8 komentarzy do “Edytor zdjęć PhotoWorks – subiektywna opinia”

  1. Mam jeszcze w komputerze Picasa 3. Ten Works jest bardzo podobny (choć mocniejszy) . Teraz fotograf wraca do epoki retuszu jak latoś bywało. Twórca zaczyna być wszystkim od retuszera do malarza. Takie czasy . 😀

    1. Picasa była fajna na szybkie zmiany JPG, plus natychmiast można było zdjęcie wstawić do Internetu. Ja używam LM, jeszcze bez abonamentu, dodatkowo GIMP. Na moje potrzeby wystarcza

  2. No cóż, żadne opisy PhotoWorks, jakie znalazłem w sieci, nie wywołały mojego zachwytu. Także klip filmowy producenta. Wszystko takie landrynkowe, krzykliwe. Ja zbyt dłuugo fotografuję, aby być podatnym na taką reklamę. A fotografią zajmuję się amatorsko od 59 lat, w tym cyfrową już 28 lat. W tym czasie przerzuciłem wiele programów do obróbki zdjęć.
    Mam więc od lat swoje trzy programy sprawdzone wszechstronnie (RawTherapee, FastStone Img. View. oraz Gimp) i tych się trzymam. Wszystkie darmowe. Jestem fotoamatorem z upodobaniem do zdjęć krajobrazowych, przyrody, starej architektury oraz własnej rodziny. Nie robię sesji ślubnych i portretowych. Mnie nie interesuje retusz rozumiany tradycyjnie, ani jakakolwiek forma cyfrowego malarstwa. Fotografia ma być u mnie naturalnym oddaniem tego, co widziałem.
    I jeżeli miałbym coś zaproponować fotoamatorom początkujących, szukającym swojej drogi, podobnej do mojej, ale mającym ambicje rozwojowe, to te trzy programy absolutnie zaspokoją ich wszystkie potrzeby, a poza tym mają dla nich potencjał przyszłościowy, szczególnie RawTherapee. Dziwię się w ogóle, że można oferować niezaawansowanym fotoamatorom software komercyjny, gdy na wyciągnięcie ręki są bardzo dobre, a nawet rewelacyjne, programy darmowe.

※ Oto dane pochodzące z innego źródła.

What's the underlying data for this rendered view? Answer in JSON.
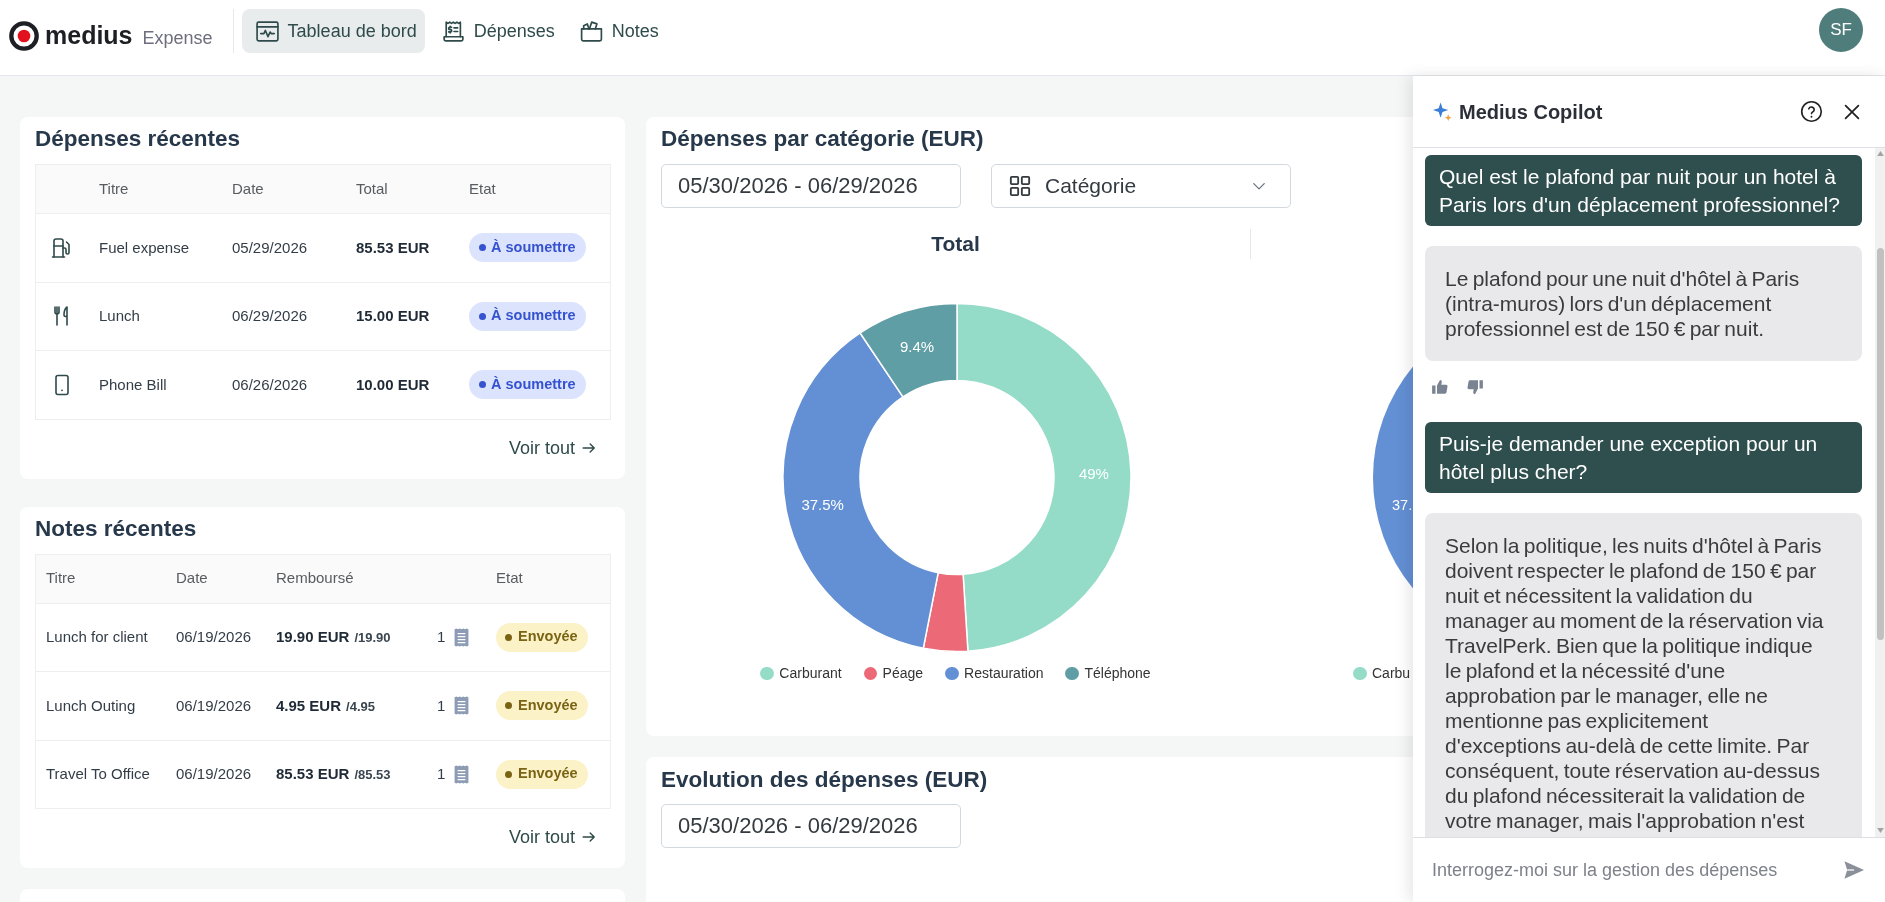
{
  "header": {
    "logo": {
      "brand": "medius",
      "product": "Expense"
    },
    "nav": [
      {
        "kind": "dashboard",
        "label": "Tableau de bord",
        "selected": true
      },
      {
        "kind": "expenses",
        "label": "Dépenses",
        "selected": false
      },
      {
        "kind": "notes",
        "label": "Notes",
        "selected": false
      }
    ],
    "avatar": {
      "initials": "SF"
    }
  },
  "recent_expenses": {
    "title": "Dépenses récentes",
    "columns": [
      "Titre",
      "Date",
      "Total",
      "Etat"
    ],
    "rows": [
      {
        "kind": "fuel",
        "title": "Fuel expense",
        "date": "05/29/2026",
        "total": "85.53 EUR",
        "status": "À soumettre"
      },
      {
        "kind": "meal",
        "title": "Lunch",
        "date": "06/29/2026",
        "total": "15.00 EUR",
        "status": "À soumettre"
      },
      {
        "kind": "phone",
        "title": "Phone Bill",
        "date": "06/26/2026",
        "total": "10.00 EUR",
        "status": "À soumettre"
      }
    ],
    "view_all": "Voir tout"
  },
  "recent_notes": {
    "title": "Notes récentes",
    "columns": [
      "Titre",
      "Date",
      "Remboursé",
      "Etat"
    ],
    "rows": [
      {
        "title": "Lunch for client",
        "date": "06/19/2026",
        "reimbursed": "19.90 EUR",
        "of_total": "/19.90",
        "receipts": "1",
        "status": "Envoyée"
      },
      {
        "title": "Lunch Outing",
        "date": "06/19/2026",
        "reimbursed": "4.95 EUR",
        "of_total": "/4.95",
        "receipts": "1",
        "status": "Envoyée"
      },
      {
        "title": "Travel To Office",
        "date": "06/19/2026",
        "reimbursed": "85.53 EUR",
        "of_total": "/85.53",
        "receipts": "1",
        "status": "Envoyée"
      }
    ],
    "view_all": "Voir tout"
  },
  "category_spending": {
    "title": "Dépenses par catégorie (EUR)",
    "date_range": "05/30/2026 - 06/29/2026",
    "group_by": "Catégorie",
    "chart_data": {
      "type": "donut",
      "title": "Total",
      "categories": [
        "Carburant",
        "Péage",
        "Restauration",
        "Téléphone"
      ],
      "values": [
        49,
        4.1,
        37.5,
        9.4
      ],
      "colors": [
        "#94dcc8",
        "#ec6977",
        "#638fd4",
        "#609ea5"
      ],
      "value_labels": [
        "49%",
        null,
        "37.5%",
        "9.4%"
      ],
      "legend": "bottom"
    },
    "second_chart": {
      "slice_label": "37.",
      "legend": [
        {
          "label": "Carbu",
          "color": "#94dcc8"
        }
      ]
    }
  },
  "spending_trend": {
    "title": "Evolution des dépenses (EUR)",
    "date_range": "05/30/2026 - 06/29/2026"
  },
  "copilot": {
    "title": "Medius Copilot",
    "messages": [
      {
        "kind": "user",
        "text": "Quel est le plafond par nuit pour un hotel à Paris lors d'un déplacement professionnel?"
      },
      {
        "kind": "assistant",
        "text": "Le plafond pour une nuit d'hôtel à Paris (intra-muros) lors d'un déplacement professionnel est de 150 € par nuit.",
        "feedback": true
      },
      {
        "kind": "user",
        "text": "Puis-je demander une exception pour un hôtel plus cher?"
      },
      {
        "kind": "assistant",
        "text": "Selon la politique, les nuits d'hôtel à Paris doivent respecter le plafond de 150 € par nuit et nécessitent la validation du manager au moment de la réservation via TravelPerk. Bien que la politique indique le plafond et la nécessité d'une approbation par le manager, elle ne mentionne pas explicitement d'exceptions au-delà de cette limite. Par conséquent, toute réservation au-dessus du plafond nécessiterait la validation de votre manager, mais l'approbation n'est"
      }
    ],
    "input": {
      "placeholder": "Interrogez-moi sur la gestion des dépenses"
    }
  }
}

    1. Bardzo dobrze, że są darmowe programy i wielu osobom one wystarczą. Ludzie jednak robią różne zdjęcia i mają różne oczekiwania względem sposobu obróbki zdjęć. Jeden woli sam sobie poustawiać zmiany na zdjęciu, ktoś inny będzie wolał skorzystać z gotowych schematów lub funkcji opartych o uczenie maszynowe. Dlatego dobrze, że jest różnorodność i każdy może sobie wybrać to, co mu pasuje. I nie ma się tu czego dziwić.

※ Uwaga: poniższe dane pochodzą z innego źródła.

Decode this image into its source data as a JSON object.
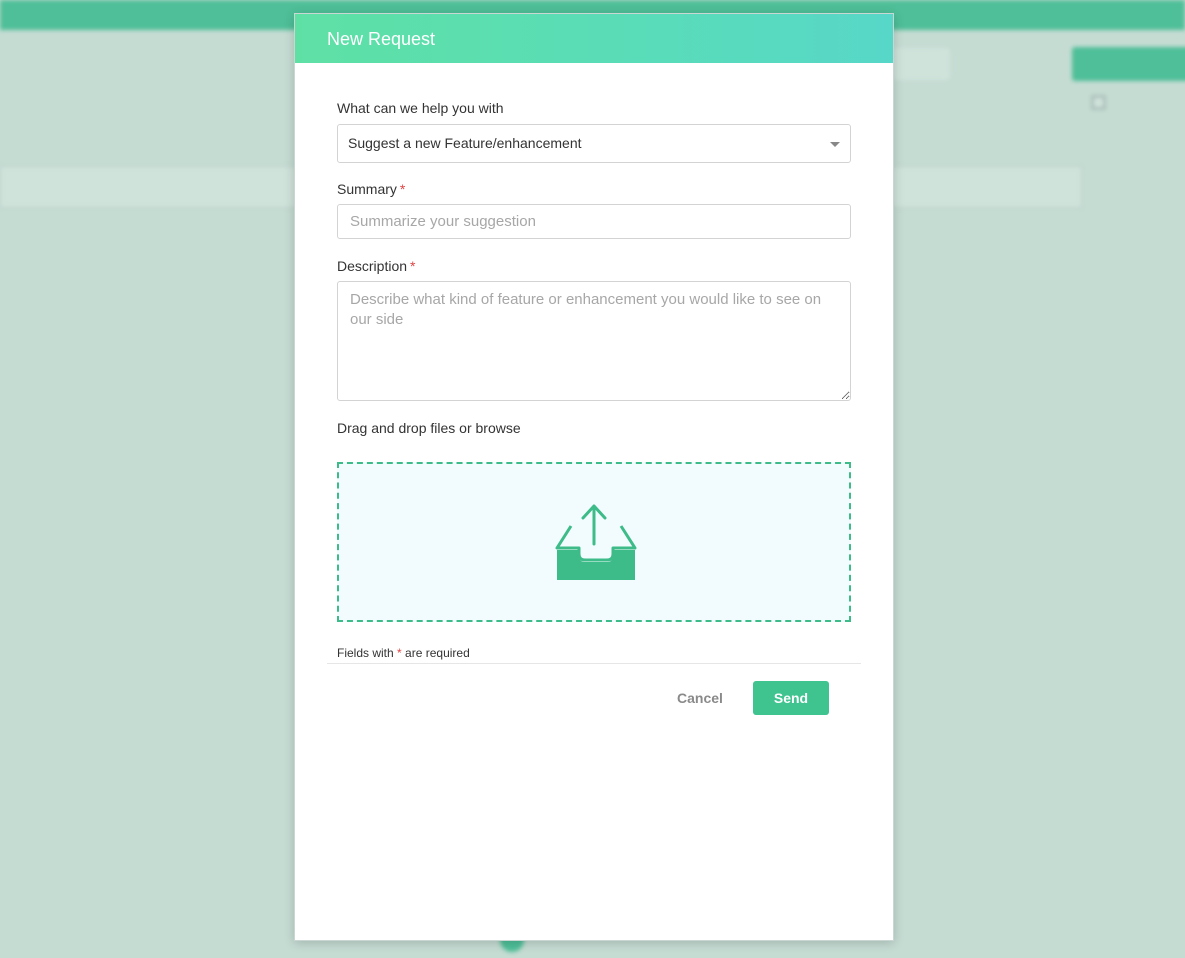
{
  "modal": {
    "title": "New Request",
    "help_label": "What can we help you with",
    "help_selected": "Suggest a new Feature/enhancement",
    "summary_label": "Summary",
    "summary_placeholder": "Summarize your suggestion",
    "description_label": "Description",
    "description_placeholder": "Describe what kind of feature or enhancement you would like to see on our side",
    "attach_label": "Drag and drop files or browse",
    "required_note_prefix": "Fields with",
    "required_note_suffix": "are required",
    "required_marker": "*",
    "cancel_label": "Cancel",
    "send_label": "Send"
  },
  "colors": {
    "header_gradient_start": "#5ee0a5",
    "header_gradient_end": "#57d7c8",
    "accent": "#3fc38f",
    "required": "#e04444"
  },
  "icons": {
    "upload": "inbox-upload-icon",
    "caret": "chevron-down-icon"
  }
}
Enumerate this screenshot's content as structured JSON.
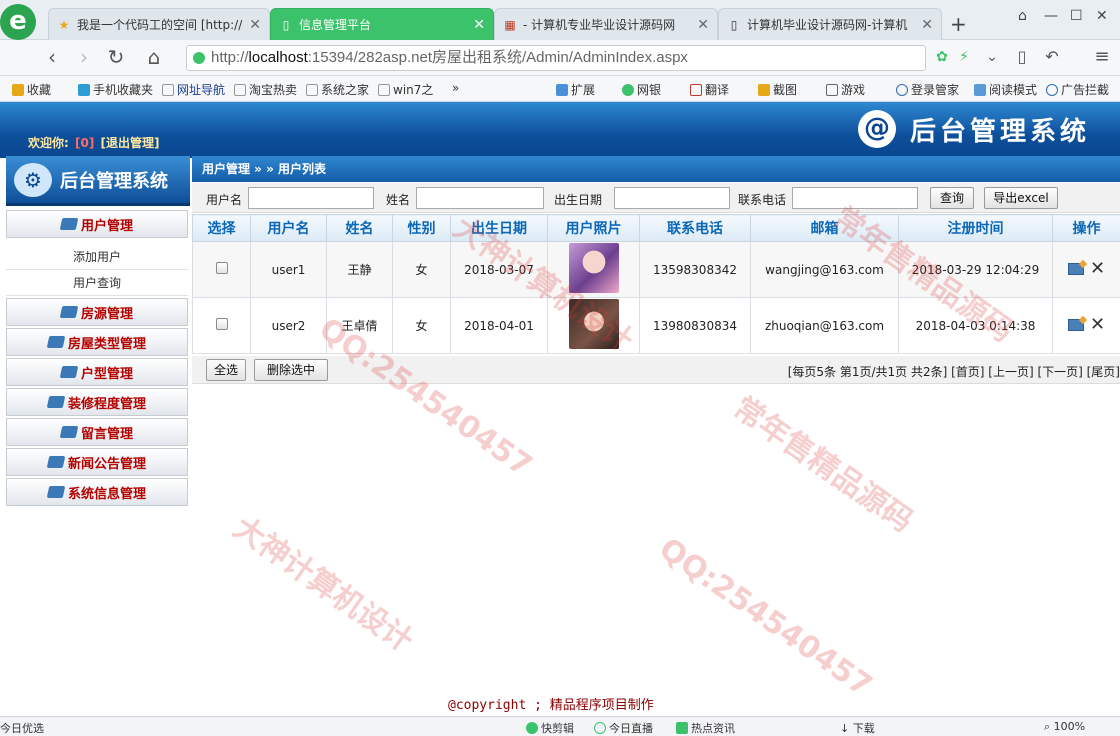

      1. Dobre darmowe programy zaistniały z potrzeby ducha ich twórców (ew. sponsorów), w sprzeciwie wobec napędzania korporacyjnych kont bankowych.
        Tak, ludzie robią różne zdjęcia. Są fotoamatorzy i amatorzy fotek. Tych pierwszych trzeba wspierać. Tych drugich pytać, czego oczekują.
        Fotoamatorom należy się przyjazne wsparcie, przede wszystkim prezentujące szerokie spektrum różnych programów, prostych i zaawansowanych, tak darmowych, jak i komercyjnych, a wtedy mając szerszą wiedzę od życzliwych doradców wybiorą to, co im przypasuje i nie zablokuje ich rozwoju. Inaczej mamy sytuację podobną do tej, ze słynnej anegdoty o fabryce Forda, że można mieć samochód w różnych kolorach, pod warunkiem, że będzie to czarny.

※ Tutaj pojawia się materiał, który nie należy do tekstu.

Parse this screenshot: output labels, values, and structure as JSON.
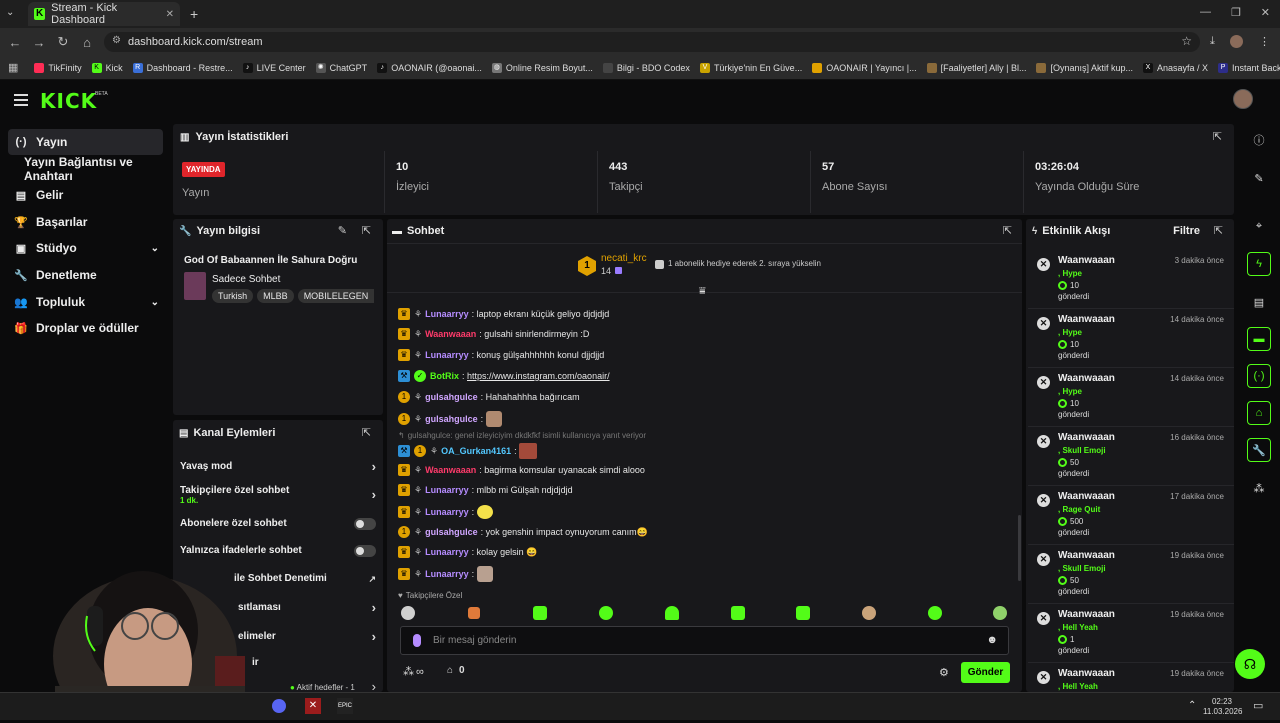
{
  "browser": {
    "tab_title": "Stream - Kick Dashboard",
    "url": "dashboard.kick.com/stream",
    "bookmarks": [
      "TikFinity",
      "Kick",
      "Dashboard - Restre...",
      "LIVE Center",
      "ChatGPT",
      "OAONAIR (@oaonai...",
      "Online Resim Boyut...",
      "Bilgi - BDO Codex",
      "Türkiye'nin En Güve...",
      "OAONAIR | Yayıncı |...",
      "[Faaliyetler] Ally | Bl...",
      "[Oynanış] Aktif kup...",
      "Anasayfa / X",
      "Instant Background..."
    ]
  },
  "header": {
    "logo": "KICK",
    "beta": "BETA"
  },
  "sidebar": {
    "items": [
      {
        "label": "Yayın",
        "icon": "broadcast-icon"
      },
      {
        "label": "Yayın Bağlantısı ve Anahtarı",
        "icon": ""
      },
      {
        "label": "Gelir",
        "icon": "revenue-icon"
      },
      {
        "label": "Başarılar",
        "icon": "trophy-icon"
      },
      {
        "label": "Stüdyo",
        "icon": "studio-icon"
      },
      {
        "label": "Denetleme",
        "icon": "wrench-icon"
      },
      {
        "label": "Topluluk",
        "icon": "community-icon"
      },
      {
        "label": "Droplar ve ödüller",
        "icon": "gift-icon"
      }
    ]
  },
  "stats": {
    "title": "Yayın İstatistikleri",
    "live_badge": "YAYINDA",
    "live_label": "Yayın",
    "viewers_value": "10",
    "viewers_label": "İzleyici",
    "followers_value": "443",
    "followers_label": "Takipçi",
    "subs_value": "57",
    "subs_label": "Abone Sayısı",
    "uptime_value": "03:26:04",
    "uptime_label": "Yayında Olduğu Süre"
  },
  "stream_info": {
    "title": "Yayın bilgisi",
    "stream_title": "God Of Babaannen İle Sahura Doğru",
    "category": "Sadece Sohbet",
    "tags": [
      "Turkish",
      "MLBB",
      "MOBILELEGEN"
    ]
  },
  "channel_actions": {
    "title": "Kanal Eylemleri",
    "slow_mode": "Yavaş mod",
    "followers_only": "Takipçilere özel sohbet",
    "followers_only_sub": "1 dk.",
    "subs_only": "Abonelere özel sohbet",
    "emotes_only": "Yalnızca ifadelerle sohbet",
    "ai_moderation": "ile Sohbet Denetimi",
    "settings": "sıtlaması",
    "rewards": "elimeler",
    "extra": "ir",
    "active_goals": "Aktif hedefler - 1"
  },
  "chat": {
    "title": "Sohbet",
    "pinned_user": "necati_krc",
    "pinned_rank": "1",
    "pinned_count": "14",
    "pinned_text": "1 abonelik hediye ederek 2. sıraya yükselin",
    "messages": [
      {
        "user": "Lunaarryy",
        "color": "#b58cff",
        "text": "laptop ekranı küçük geliyo djdjdjd",
        "badge": "crown"
      },
      {
        "user": "Waanwaaan",
        "color": "#ff3b6b",
        "text": "gulsahi sinirlendirmeyin :D",
        "badge": "crown"
      },
      {
        "user": "Lunaarryy",
        "color": "#b58cff",
        "text": "konuş gülşahhhhhh konul djjdjjd",
        "badge": "crown"
      },
      {
        "user": "BotRix",
        "color": "#53fc18",
        "text": "https://www.instagram.com/oaonair/",
        "badge": "bot"
      },
      {
        "user": "gulsahgulce",
        "color": "#d0a6ff",
        "text": "Hahahahhha bağırıcam",
        "badge": "one"
      },
      {
        "user": "gulsahgulce",
        "color": "#d0a6ff",
        "text": "",
        "badge": "one"
      },
      {
        "user": "OA_Gurkan4161",
        "color": "#53c8ff",
        "text": "",
        "badge": "bot"
      },
      {
        "user": "Waanwaaan",
        "color": "#ff3b6b",
        "text": "bagirma komsular uyanacak simdi alooo",
        "badge": "crown"
      },
      {
        "user": "Lunaarryy",
        "color": "#b58cff",
        "text": "mlbb mi Gülşah ndjdjdjd",
        "badge": "crown"
      },
      {
        "user": "Lunaarryy",
        "color": "#b58cff",
        "text": "",
        "badge": "crown"
      },
      {
        "user": "gulsahgulce",
        "color": "#d0a6ff",
        "text": "yok genshin impact oynuyorum canım😄",
        "badge": "one"
      },
      {
        "user": "Lunaarryy",
        "color": "#b58cff",
        "text": "kolay gelsin 😄",
        "badge": "crown"
      },
      {
        "user": "Lunaarryy",
        "color": "#b58cff",
        "text": "",
        "badge": "crown"
      }
    ],
    "reply_hint": "gulsahgulce: genel izleyiciyim dkdkfkf isimli kullanıcıya yanıt veriyor",
    "followers_only_label": "Takipçilere Özel",
    "input_placeholder": "Bir mesaj gönderin",
    "send_button": "Gönder",
    "points": "∞",
    "store_count": "0"
  },
  "activity": {
    "title": "Etkinlik Akışı",
    "filter": "Filtre",
    "sent_label": "gönderdi",
    "events": [
      {
        "user": "Waanwaaan",
        "time": "3 dakika önce",
        "item": ", Hype",
        "amount": "10"
      },
      {
        "user": "Waanwaaan",
        "time": "14 dakika önce",
        "item": ", Hype",
        "amount": "10"
      },
      {
        "user": "Waanwaaan",
        "time": "14 dakika önce",
        "item": ", Hype",
        "amount": "10"
      },
      {
        "user": "Waanwaaan",
        "time": "16 dakika önce",
        "item": ", Skull Emoji",
        "amount": "50"
      },
      {
        "user": "Waanwaaan",
        "time": "17 dakika önce",
        "item": ", Rage Quit",
        "amount": "500"
      },
      {
        "user": "Waanwaaan",
        "time": "19 dakika önce",
        "item": ", Skull Emoji",
        "amount": "50"
      },
      {
        "user": "Waanwaaan",
        "time": "19 dakika önce",
        "item": ", Hell Yeah",
        "amount": "1"
      },
      {
        "user": "Waanwaaan",
        "time": "19 dakika önce",
        "item": ", Hell Yeah",
        "amount": ""
      }
    ]
  },
  "taskbar": {
    "time": "02:23",
    "date": "11.03.2026"
  },
  "colors": {
    "accent": "#53fc18",
    "live": "#e0252b",
    "panel": "#18181b",
    "bg": "#0b0b0c"
  }
}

      2. Dobre darmowe programy zaistniały z potrzeby ducha ich twórców (ew. sponsorów), w sprzeciwie wobec napędzania korporacyjnych kont bankowych.
        Tak, ludzie robią różne zdjęcia. Są fotoamatorzy i amatorzy fotek. Tych pierwszych trzeba wspierać. Tych drugich pytać, czego oczekują.
        Fotoamatorom należy się wsparcie, przede wszystkim prezentujące szerokie spektrum różnych programów, prostych i zaawansowanych, tak darmowych, jak i komercyjnych, a wtedy mając szerszą wiedzę od życzliwych doradców wybiorą to, co im przypasuje i nie zablokuje ich rozwoju. Inaczej mamy sytuację podobną do tej, ze słynnej anegdoty o fabryce Forda, że można mieć samochód w różnych kolorach, pod warunkiem, że będzie to czarny.

    1. OK. Czasami jest opóźnienie. Pewnie jest to kwestia odświeżenia się pamięci wewnętrznej serwera. Pamięć stron jest włączona, by ładowały się szybciej. Powoduje to niestety czasami opóźnienia w aktualizacji komentarzy. Wyczyściłem ją ręcznie.